If you’re thinking these beloved dishes might be linked, you’re right. So we hit the street food trail to find out, starting in Jerusalem.

“Shawarma is very, very interesting,” says Ali Qleibo, a Palestinian anthropologist, sitting at the Al Waary shawarma joint. The origin of the word shawarma comes from the Turkish word çevirme, which means “turning.”

Ali Qleibo, a Palestinian anthropologist, in front of Al Waary shawarma stand in Jerusalem

You can find some version of shawarma everywhere in the Middle East where the Ottoman Empire once reigned.

“Turks call it döner kebab; Greeks call it gyro; Iraqis call it kas,” Qleibo says. “This shows you the all-pervasive influence of the Ottoman Empire, because all the subjects of the Ottoman Empire eat shawarma even though they call it by different names.”

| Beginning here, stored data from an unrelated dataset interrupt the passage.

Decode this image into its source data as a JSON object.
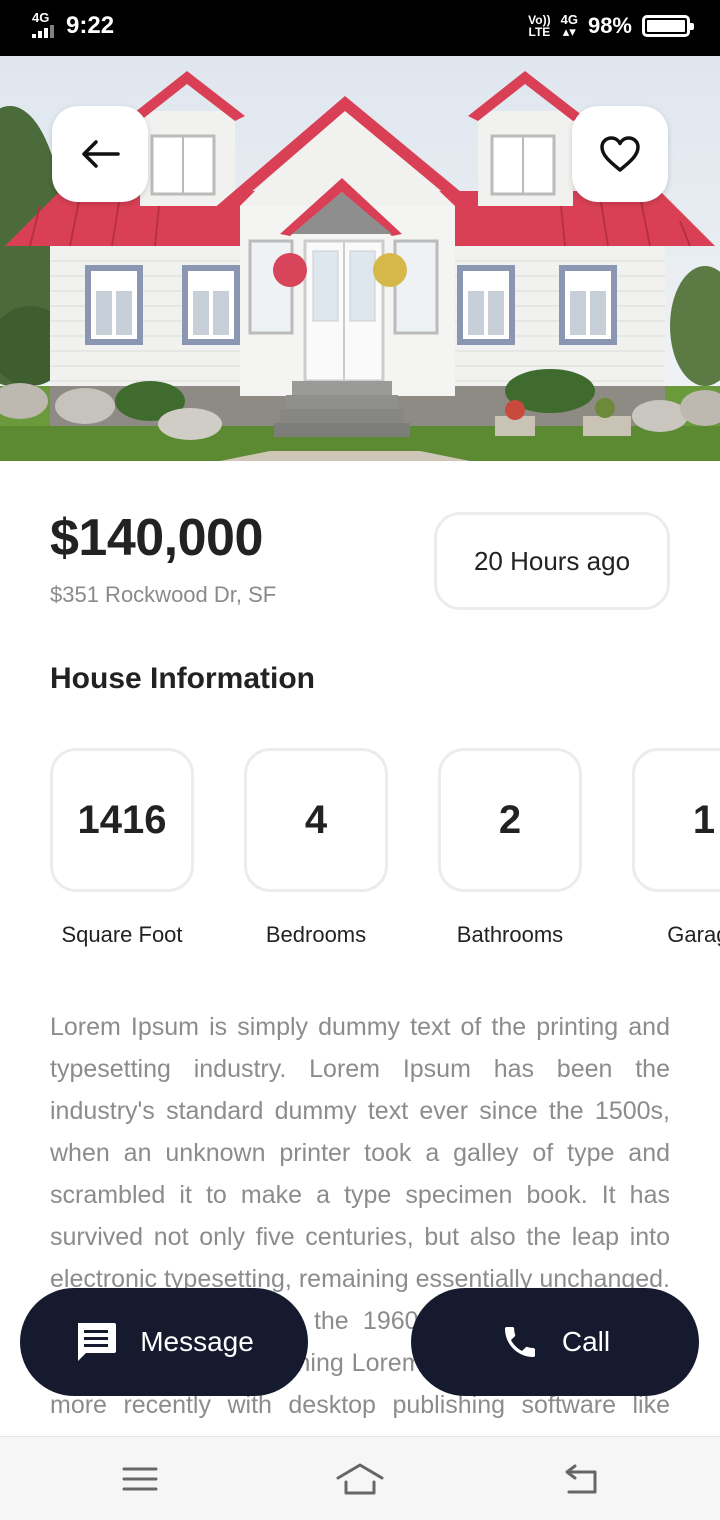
{
  "status_bar": {
    "network_left": "4G",
    "time": "9:22",
    "volte": "Vo)) LTE",
    "network_right": "4G",
    "battery": "98%"
  },
  "hero": {
    "image": "house-photo",
    "back_icon": "arrow-left-icon",
    "favorite_icon": "heart-outline-icon"
  },
  "listing": {
    "price": "$140,000",
    "address": "$351 Rockwood Dr, SF",
    "posted": "20 Hours ago"
  },
  "house_info": {
    "title": "House Information",
    "items": [
      {
        "value": "1416",
        "label": "Square Foot"
      },
      {
        "value": "4",
        "label": "Bedrooms"
      },
      {
        "value": "2",
        "label": "Bathrooms"
      },
      {
        "value": "1",
        "label": "Garage"
      }
    ]
  },
  "description": "Lorem Ipsum is simply dummy text of the printing and typesetting industry. Lorem Ipsum has been the industry's standard dummy text ever since the 1500s, when an unknown printer took a galley of type and scrambled it to make a type specimen book. It has survived not only five centuries, but also the leap into electronic typesetting, remaining essentially unchanged. It was popularised in the 1960s with the release of Letraset sheets containing Lorem Ipsum passages, and more recently with desktop publishing software like Aldus PageMaker including versions of Lorem Ipsum.",
  "actions": {
    "message_label": "Message",
    "message_icon": "chat-message-icon",
    "call_label": "Call",
    "call_icon": "phone-icon"
  },
  "nav": {
    "menu_icon": "menu-icon",
    "home_icon": "home-icon",
    "back_icon": "back-icon"
  },
  "colors": {
    "button_dark": "#161a2e",
    "roof_red": "#d94055",
    "muted_text": "#8c8c8c"
  }
}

Of course, the people of the Ottoman Empire didn’t all stay there. About 36,000 people under Ottoman rule left for Mexico between the late 19th and early 20th century.

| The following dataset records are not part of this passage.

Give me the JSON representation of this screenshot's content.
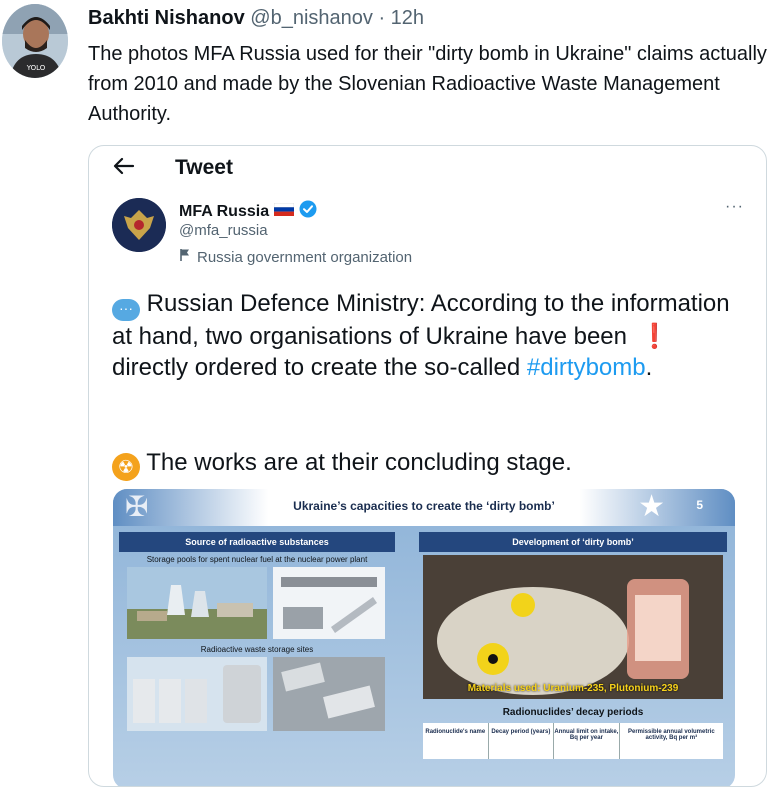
{
  "outer_tweet": {
    "display_name": "Bakhti Nishanov",
    "handle": "@b_nishanov",
    "separator": "·",
    "time": "12h",
    "text": "The photos MFA Russia used for their \"dirty bomb in Ukraine\" claims actually from 2010 and made by the Slovenian Radioactive Waste Management Authority."
  },
  "quoted": {
    "header_title": "Tweet",
    "back_icon": "arrow-left-icon",
    "account": {
      "display_name": "MFA Russia",
      "handle": "@mfa_russia",
      "label": "Russia government organization",
      "verified_color": "#1d9bf0"
    },
    "more_icon": "···",
    "text_part1": "Russian Defence Ministry: According to the information at hand, two organisations of Ukraine have been",
    "excl": "❗",
    "text_part2": "directly ordered to create the so-called",
    "hashtag": "#dirtybomb",
    "period": ".",
    "speech_emoji": "···",
    "rad_emoji": "☢",
    "works_text": "The works are at their concluding stage."
  },
  "slide": {
    "title": "Ukraine’s capacities to create the ‘dirty bomb’",
    "number": "5",
    "left_panel": {
      "heading": "Source of radioactive substances",
      "sub1": "Storage pools for spent nuclear fuel at the nuclear power plant",
      "sub2": "Radioactive waste storage sites"
    },
    "right_panel": {
      "heading": "Development of ‘dirty bomb’",
      "materials": "Materials used: Uranium-235, Plutonium-239",
      "decay_title": "Radionuclides’ decay periods",
      "columns": [
        "Radionuclide's name",
        "Decay period (years)",
        "Annual limit on intake, Bq per year",
        "Permissible annual volumetric activity, Bq per m³"
      ]
    }
  },
  "colors": {
    "text_primary": "#0f1419",
    "text_secondary": "#536471",
    "link": "#1d9bf0",
    "border": "#cfd9de"
  }
}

“People came from as far as Egypt. I found some people [who] came from Iraq,” says Theresa Alfaro-Velcamp, a history professor at Sonoma State University who has tracked the migration of Middle Easterners to Mexico. “The majority came from the Levant, as it was called during that time, which is now modern-day Lebanon and Syria.”

The migrants left for the usual reasons: looking for economic opportunity, dodging army conscription and escaping sectarian violence. And when they arrived, they brought their food with them. “By the 1930s, there were restaurants that served shawarma,” says Jeffrey Pilcher, a historian and author of the book “Planet Taco.”

A shawarma sandwich in Jerusalem. Swap in pork for lamb, and a tortilla for a pita, and you’ve got the Mexican classic, Taco al Pastor

Then the cuisine morphed: “During the 1960s, the Mexican-born children of these Lebanese migrants … start opening up their own restaurants, and they start to create a kind of a hybrid cuisine,” Pilcher says.

“They take the technology that they grew up with in these Lebanese restaurants, the vertical rotisserie — but instead of using lamb, they use pork,” Pilcher says. “They marinate it in a red chili sauce, which gives it that distinctive color, and they cook these up and serve them and call them tacos al pastor.”

Even the term “al pastor,” which means “in the style of the shepherd,” is a nod to the original Middle Eastern lamb version of the dish.

When Mexico’s economy boomed after World War II, tacos al pastor moved from small towns to bigger cities and eventually into the US.

The fact that this classic dish was a relatively recent import from the Middle East doesn’t necessarily make it any less Mexican, adds Pilcher, the taco historian. “Authenticity isn’t always something that dates back to the ancient Aztecs and Mayas,” he says. “That meaning of Mexico is continually being recreated in every generation.”

But whether it’s lamb or pork, tortilla or pita, Jerusalem or Portland, the essentials have remained the same: Fat and fire, a handful of spices, a quick meal —  and a taste of tradition.